I started at parties in college. I thought it would impress women. Of course I was just a poseur, but so was everybody else, so it didn’t matter. If anybody pitied me enough to offer some sort of physical contact, be it just a mild brushing of coat sleeves, I am sure it was despite the fact that I said I was a writer. When my first book was published I had just ended one relationship and was embarking on another with an old girlfriend who would become a new girlfriend, and then my wife.
How did your family (your parents, for instance) feel about your aspirations to be a writer before you were published? How do they feel now?
I think they were encouraging when I was teenager, winning lots of teen writing awards. Then when I was hitting thirty and clearly a bust I’m not sure how excited they were, but they never said anything negative, just suggested I look into other avenues. Like law school.

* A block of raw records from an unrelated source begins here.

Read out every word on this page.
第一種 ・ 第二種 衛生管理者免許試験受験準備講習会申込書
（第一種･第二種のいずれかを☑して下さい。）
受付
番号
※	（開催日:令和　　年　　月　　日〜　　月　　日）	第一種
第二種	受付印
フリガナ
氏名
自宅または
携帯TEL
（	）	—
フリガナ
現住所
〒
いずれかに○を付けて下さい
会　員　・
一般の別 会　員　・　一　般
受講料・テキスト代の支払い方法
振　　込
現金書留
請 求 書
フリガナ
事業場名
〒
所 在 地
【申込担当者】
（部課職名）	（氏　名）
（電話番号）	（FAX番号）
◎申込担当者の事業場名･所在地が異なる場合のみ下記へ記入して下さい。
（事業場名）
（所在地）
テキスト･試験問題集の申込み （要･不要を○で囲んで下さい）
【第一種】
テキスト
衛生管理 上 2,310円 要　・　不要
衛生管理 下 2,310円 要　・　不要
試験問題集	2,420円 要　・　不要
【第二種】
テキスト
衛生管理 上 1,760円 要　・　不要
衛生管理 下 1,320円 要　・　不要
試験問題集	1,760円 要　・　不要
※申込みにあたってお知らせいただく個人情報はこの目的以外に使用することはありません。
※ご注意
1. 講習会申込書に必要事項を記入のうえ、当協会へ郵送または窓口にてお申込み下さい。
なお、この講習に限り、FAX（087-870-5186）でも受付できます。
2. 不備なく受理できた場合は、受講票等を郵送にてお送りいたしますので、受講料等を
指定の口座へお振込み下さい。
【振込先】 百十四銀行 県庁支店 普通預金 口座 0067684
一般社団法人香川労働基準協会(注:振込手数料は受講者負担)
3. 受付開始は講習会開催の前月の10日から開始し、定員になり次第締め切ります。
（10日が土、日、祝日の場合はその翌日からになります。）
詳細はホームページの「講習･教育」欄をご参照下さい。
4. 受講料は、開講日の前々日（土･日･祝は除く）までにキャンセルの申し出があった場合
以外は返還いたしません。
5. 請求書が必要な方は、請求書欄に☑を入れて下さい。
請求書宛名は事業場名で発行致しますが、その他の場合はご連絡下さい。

My mother died when I was 28, so she missed all my books. I still find this very sad. Though who knows if they would be the same books if she had lived? This is the kind of gruesome question writing can lead you to.
How did you support yourself before you were able to make money on your writing?
I washed dishes at a rib house. I’ve also been a substitute teacher, a telephone survey caller, and some other things. The main job I had while writing my first book was working as an editor at an early and influential ‘90’s webzine called FEED. Though my “break” didn’t really change my life financially – I got $3,000 for my first book – but I got an advance on my second, which gave me two years of writing time.
What was your publishing trajectory like- were you publishing in magazines or other outlets before your first book?
Did some freelance nonfiction, and some short stories here and there.
What would be on your grocery list at that time?
Peanut butter, canned tomatoes, eggs, bread, coffee, milk, cigarettes.
Where were you living?
How do you write: at home, at an office, cafe etc? Is it difficult for you to balance writing on a project and doing other jobs (such as teaching, now, or other things before) or do these things feed off one another?
I write in libraries. I have kids so I don’t have the room at home. I like it. I need the quiet. Most of my work gets done in the summer or on leave, because the teaching fills my days during the school year. It seems like a fair compromise. I don’t know the number of serious fiction writers who support themselves only through their writing, but I’d guess you could count them on your hands.
Was there ever a time you thought about quitting writing and focusing on something else? What stopped you?
I really had nothing else to focus on. When you don’t have a fallback, you have no choice but to fall forward. Or, I guess, sideways, which I still do sometimes.